話を聞くに、この人も転売ヤーに最後の逸品を横取りされたのだろうか。心中お察しする。やはり転売死すべし、今生も来世もさっさとくたばれ。転生して公衆トイレの便所紙になりたまえ。
「そう、だから俺は悪くねぇ。弱いお前の仲間と弱いお前が悪い。弱っちいクソ雑魚なら街の便所の隅でガタガタ震える人生歩んでろ。人様の前で文句垂れるんじゃねえよ。それと、息クセェから離れて喋れ」
わざわざ中指でスパーダを指して挑発するサウスさん。彼は咄嗟に剣を抜いて掴み掛かろうとしたところでジョンさんに制止された。

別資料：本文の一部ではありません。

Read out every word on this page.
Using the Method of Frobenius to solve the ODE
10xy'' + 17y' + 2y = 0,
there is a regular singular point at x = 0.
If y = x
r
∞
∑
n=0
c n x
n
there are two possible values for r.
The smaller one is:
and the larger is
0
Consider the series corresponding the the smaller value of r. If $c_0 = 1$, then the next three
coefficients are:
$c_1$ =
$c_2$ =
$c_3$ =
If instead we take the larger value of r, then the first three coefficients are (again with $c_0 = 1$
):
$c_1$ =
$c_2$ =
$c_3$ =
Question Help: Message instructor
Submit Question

「黒顔のお前。やっぱり反応良いな。強いだろ? 俺と戦いで渡り合える奴は滅多にいないからな」
「お褒めに預かり光栄ですぞ。ただ、剣を折られ最大火力の魔法を防がれ、あまつさえ死なない程度に痛めつけられる。小生はそれで渡り合えたと思ってはいませんぞ?」
不貞腐れではないが、評価に不服なジョンさん。褒められたのだから言葉通りに受け止めれば良いのに。謙遜がカッコいいと思う中学生なのか。
「あれだけ立ち会えたんだ。剣士としての格はそれだけで上澄みなんだがな」
茶を飲み、口にくっついた茶葉を焚き火に向かって吐き捨てる。
「今度はもっとやり合いたいから頑丈な剣を持って来いよ。簡単に死ぬとつまらんからな。俺を楽しませろ。三百年以上も生きてると娯楽が少ないんだぜ?」
「三百年ッ!?」
私が驚くとサウスさんはにっこりと笑って私に空いた鉄のマグを渡し湯を注ぐ。独特な茶の香りが鼻腔を通っていく。

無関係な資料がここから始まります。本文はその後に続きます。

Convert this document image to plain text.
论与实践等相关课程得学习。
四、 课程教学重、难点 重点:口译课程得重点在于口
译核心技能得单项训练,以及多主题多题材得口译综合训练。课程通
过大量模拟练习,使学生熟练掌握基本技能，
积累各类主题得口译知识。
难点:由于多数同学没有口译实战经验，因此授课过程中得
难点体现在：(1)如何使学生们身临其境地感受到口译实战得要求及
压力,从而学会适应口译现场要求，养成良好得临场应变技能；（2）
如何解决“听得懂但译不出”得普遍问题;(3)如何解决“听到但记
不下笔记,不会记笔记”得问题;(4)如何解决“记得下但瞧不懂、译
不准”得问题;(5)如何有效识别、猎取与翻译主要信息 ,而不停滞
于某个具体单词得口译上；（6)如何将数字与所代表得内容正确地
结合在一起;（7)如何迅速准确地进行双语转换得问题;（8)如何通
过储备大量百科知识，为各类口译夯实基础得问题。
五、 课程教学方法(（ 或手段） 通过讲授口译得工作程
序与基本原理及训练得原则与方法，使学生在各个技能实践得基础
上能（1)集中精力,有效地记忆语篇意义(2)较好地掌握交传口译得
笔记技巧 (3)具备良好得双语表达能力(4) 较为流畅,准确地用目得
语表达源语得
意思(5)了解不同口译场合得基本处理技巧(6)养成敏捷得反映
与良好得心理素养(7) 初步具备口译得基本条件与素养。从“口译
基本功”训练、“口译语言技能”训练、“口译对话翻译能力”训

「長寿の秘訣はな、肉も野菜も酒も何もかもを好き嫌い無く摂ることだぜ? 人間のお嬢ちゃん」
促されるままお茶を飲むと、不思議な風味が味覚を刺激し、なんだか身体がポカポカしてきた。
「女の子はお腹を冷やしちゃいけねぇ。そっちのお嬢さんと狼の嬢ちゃんも飲みな。回し飲みは嫌いか? 純情か?」
半ば煽られるように茶を薦められると私はルチアさんに渡す。彼女はゆっくりと飲み、一息をつくと先ほどより生気が戻った頬をしていた。

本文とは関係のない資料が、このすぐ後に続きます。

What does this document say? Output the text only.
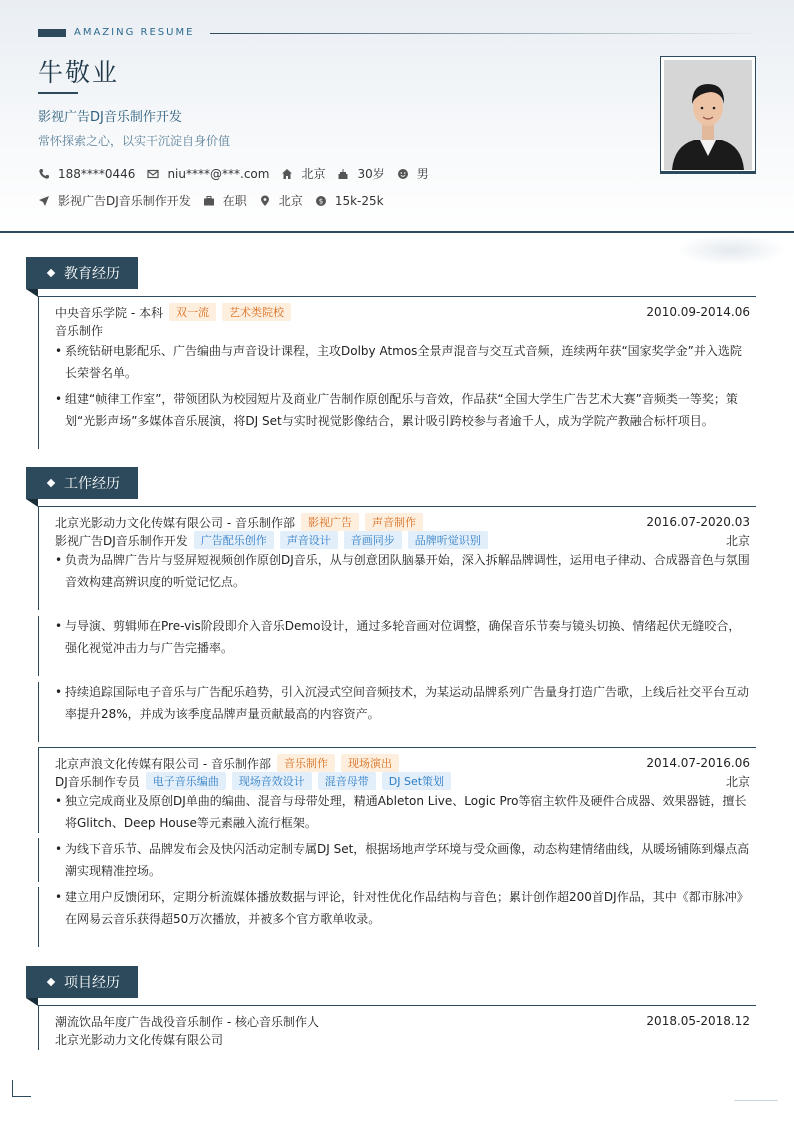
AMAZING RESUME
牛敬业
影视广告DJ音乐制作开发
常怀探索之心，以实干沉淀自身价值
188****0446	niu****@***.com	北京	30岁	男
影视广告DJ音乐制作开发	在职	北京 $ 15k-25k
教育经历
中央音乐学院 - 本科	双一流	艺术类院校	2010.09-2014.06
音乐制作
• 系统钻研电影配乐、广告编曲与声音设计课程，主攻Dolby Atmos全景声混音与交互式音频，连续两年获“国家奖学金”并入选院长荣誉名单。
• 组建“帧律工作室”，带领团队为校园短片及商业广告制作原创配乐与音效，作品获“全国大学生广告艺术大赛”音频类一等奖；策划“光影声场”多媒体音乐展演，将DJ Set与实时视觉影像结合，累计吸引跨校参与者逾千人，成为学院产教融合标杆项目。
工作经历
北京光影动力文化传媒有限公司 - 音乐制作部	影视广告	声音制作	2016.07-2020.03
影视广告DJ音乐制作开发	广告配乐创作	声音设计	音画同步	品牌听觉识别	北京
• 负责为品牌广告片与竖屏短视频创作原创DJ音乐，从与创意团队脑暴开始，深入拆解品牌调性，运用电子律动、合成器音色与氛围音效构建高辨识度的听觉记忆点。
• 与导演、剪辑师在Pre-vis阶段即介入音乐Demo设计，通过多轮音画对位调整，确保音乐节奏与镜头切换、情绪起伏无缝咬合，强化视觉冲击力与广告完播率。
• 持续追踪国际电子音乐与广告配乐趋势，引入沉浸式空间音频技术，为某运动品牌系列广告量身打造广告歌，上线后社交平台互动率提升28%，并成为该季度品牌声量贡献最高的内容资产。
北京声浪文化传媒有限公司 - 音乐制作部	音乐制作	现场演出	2014.07-2016.06
DJ音乐制作专员	电子音乐编曲	现场音效设计	混音母带	DJ Set策划	北京
• 独立完成商业及原创DJ单曲的编曲、混音与母带处理，精通Ableton Live、Logic Pro等宿主软件及硬件合成器、效果器链，擅长将Glitch、Deep House等元素融入流行框架。
• 为线下音乐节、品牌发布会及快闪活动定制专属DJ Set，根据场地声学环境与受众画像，动态构建情绪曲线，从暖场铺陈到爆点高潮实现精准控场。
• 建立用户反馈闭环，定期分析流媒体播放数据与评论，针对性优化作品结构与音色；累计创作超200首DJ作品，其中《都市脉冲》在网易云音乐获得超50万次播放，并被多个官方歌单收录。
项目经历
潮流饮品年度广告战役音乐制作 - 核心音乐制作人	2018.05-2018.12
北京光影动力文化传媒有限公司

「理由で言ってないのはあとなんだ? おん? そこのハゲを狙わなかったことか?」
「ハゲ……」
身体的特徴をイジるのは現代日本の人道的によくないが、思えば彼女はダークエルフだ。世界も種族も元の世界と関係なければ考えも違うか。
「お前、鍛冶屋だろ?」
「そうだが、なんで分かった?」
「それっぽいなって思っただけさ。合ってただろ? 俺の勘は当たるんだ」
回し飲みから戻ってきた鉄マグを地面に置くとサウスさんはおもむろに自分の腰に手を当てる。そこにあるのは銃火器狂な私でもカッコイイと思える刃物、日本刀の見た目をした剣が携えてあった。
「男も女も、老人も子供も、種族問わず敵とするならば容赦なく殺して来たし、老若男女平等にこれからもそうする」
頑丈そうな柄頭を指で撫でると褐色の柔らかな指先が僅かに白くなる。
「でも……鍛冶屋だけはあんまり殺さないと決めてんだ」
「その心は?」
「乙女の秘密さ。覚えとけお嬢ちゃん、俺みたいなイイ女には秘密の一つや二つあるもんだぜ?」
屈託もなく笑う姿は悪戯っ子な雰囲気がある。童心と大人の両方を感じる言葉違い、どことなく人たらしなオーラを私のアンテナは受信する。
「ほら、もういいだろ? 俺は優しいが限度あるんだ。これ以上の質問は高級なワインとチーズ、それと綺麗な娼婦を用意しろ!」
女なのにどこぞの山賊のような話し方をする。サウスさんは話題を切るように手を左右に払い、食卓に残る食材を手で集め始める。
「とりあえず食え食え! 恨み辛みあんだろうが、まずは食ってけ。食ってクソして寝て生きろ! そっから人生考えりゃ良い」
半端に残った肉料理をスパーダの皿に載せ、食事を促す。渋々と食べるスパーダは納得してなさそうだが、憤る身を我慢して食べる姿に成長を感じる。
何はともあれ、ダークエルフを一行に加えることに皆さん異論がなさそうなので私は一安心して三切れ目となるレバーに齧り付いた。